I'm tempted to just have both kunit_add_action() and kunit_add_action_or_reset(), just to keep things matching the devm_ API to minimise any confusion.
And if we're not too worried about proliferating variants of these (and, personally, I quite like them), we could have a kunit_add_action_or_asserrt() version as well.
Benjamin
If kunit_* functions can assert in error conditions, then the example
void test_func(struct kunit *test) { char u8 *buf = kunit_kzalloc(test, 1024, GFP_KERNEL); struct sk_buff *skb_a; struct sk_buff *skb_b; /* Further variables */
KUNIT_ASSERT_NOT_NULL(test, buf);
skb_a = skb_alloc(1024, GFP_KERNEL); KUNIT_ASSERT_NOT_NULL(test, skb_a); if (kunit_add_cleanup(test, (kunit_defer_function_t) kfree_skb, skb_a)) KUNIT_ASSERT_FAILURE("Failed to add cleanup");
/* Or, maybe: */ skb_b = skb_alloc(1024, GFP_KERNEL); KUNIT_ASSERT_NOT_NULL(test, skb_b); KUNIT_ASSERT_EQ(test, 0, kunit_add_cleanup(test, (kunit_defer_function_t) kfree_skb, skb_b));
/* run code that may assert */ }
could be shortened to (with a trivial kunit_skb_alloc helper)
void test_func(struct kunit *test) { char u8 *buf = kunit_kzalloc(test, 1024, GFP_KERNEL); struct sk_buff *skb_a = kunit_skb_alloc(1024, GFP_KERNEL); struct sk_buff *skb_b = kunit_skb_alloc(1024, GFP_KERNEL); /* Further variables */
/* run code that may assert */ }
I should just post a patch for the existing API and see what people say then ...
We definitely already have some functions (e.g. __kunit_activate_static_stub()) which just assert on failure.
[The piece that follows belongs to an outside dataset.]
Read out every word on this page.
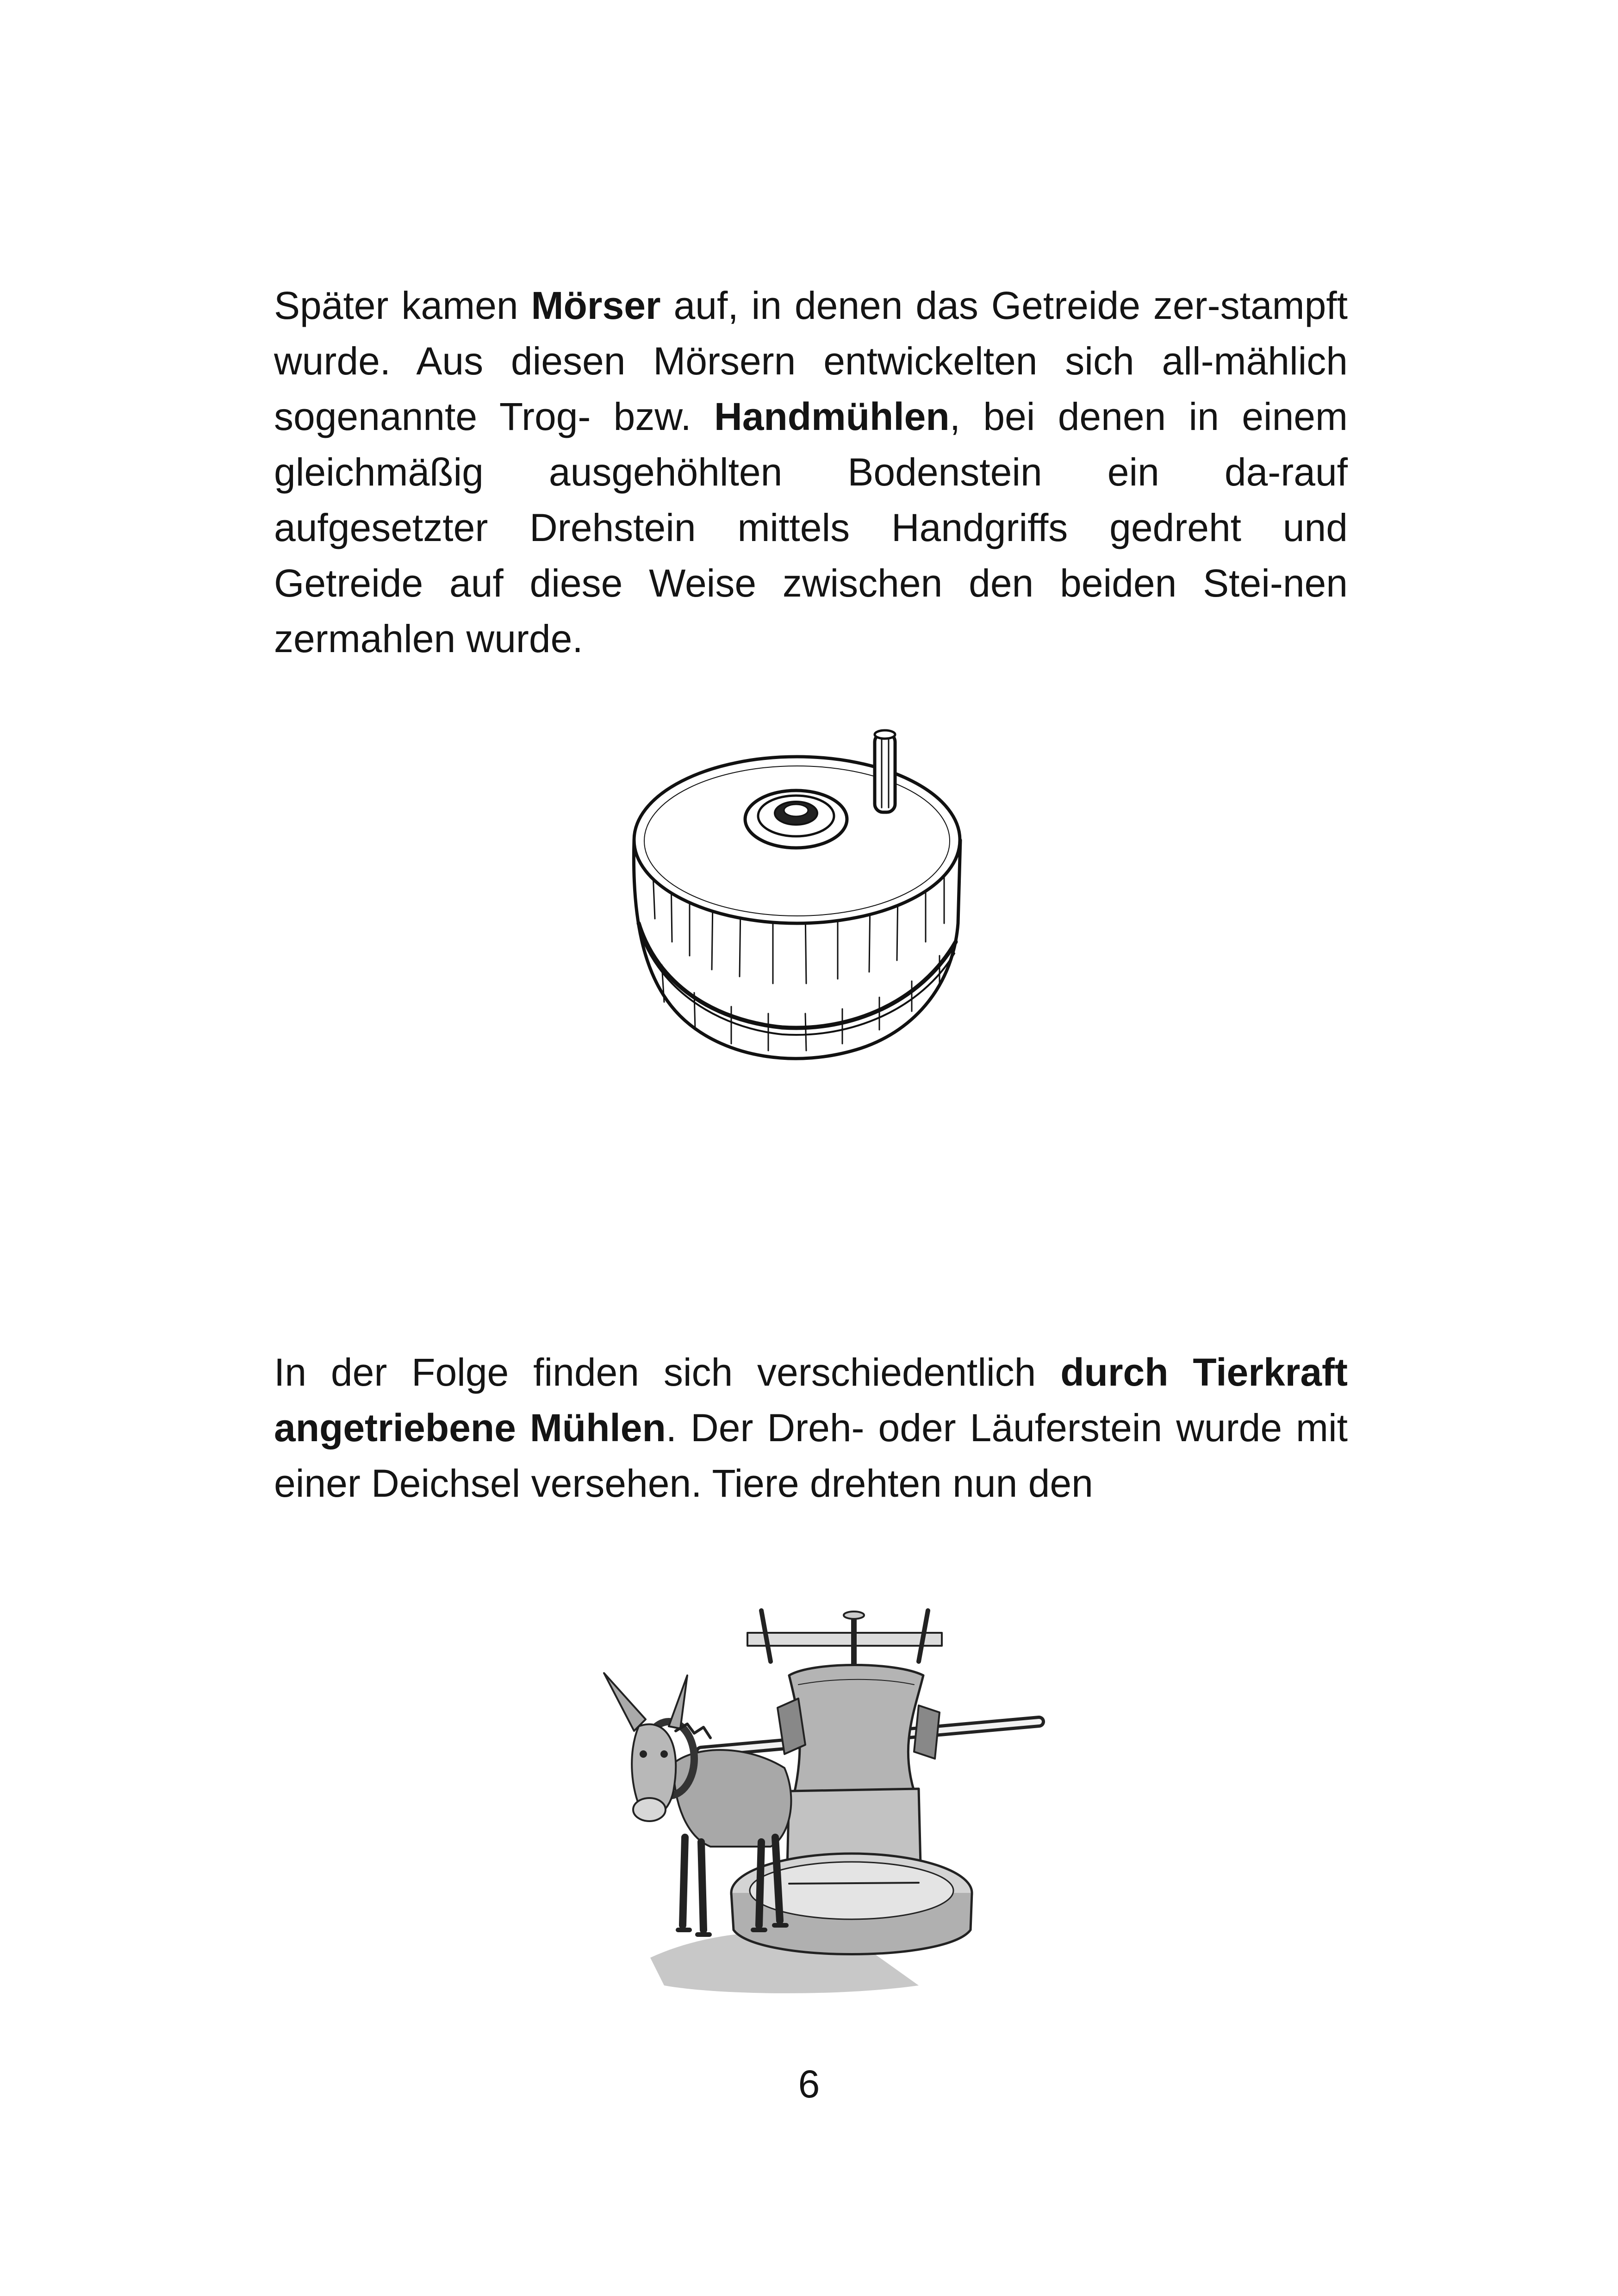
Später kamen Mörser auf, in denen das Getreide zer-stampft wurde. Aus diesen Mörsern entwickelten sich all-mählich sogenannte Trog- bzw. Handmühlen, bei denen in einem gleichmäßig ausgehöhlten Bodenstein ein da-rauf aufgesetzter Drehstein mittels Handgriffs gedreht und Getreide auf diese Weise zwischen den beiden Stei-nen zermahlen wurde.

In der Folge finden sich verschiedentlich durch Tierkraft angetriebene Mühlen. Der Dreh- oder Läuferstein wurde mit einer Deichsel versehen. Tiere drehten nun den

6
In general, we've avoided doing so where we think there might be a good reason to handle failures separately (or it makes the API diverge a lot from a function we're imitating), but I'm open to using them more. Specialised handling of allocation failures in a test is likely to be rare enough that making those who need it write their own helpers wouldn't be a disaster. Or we could have an _or_assert() variant.
In any case, I think your example pretty comfortably speaks for itself.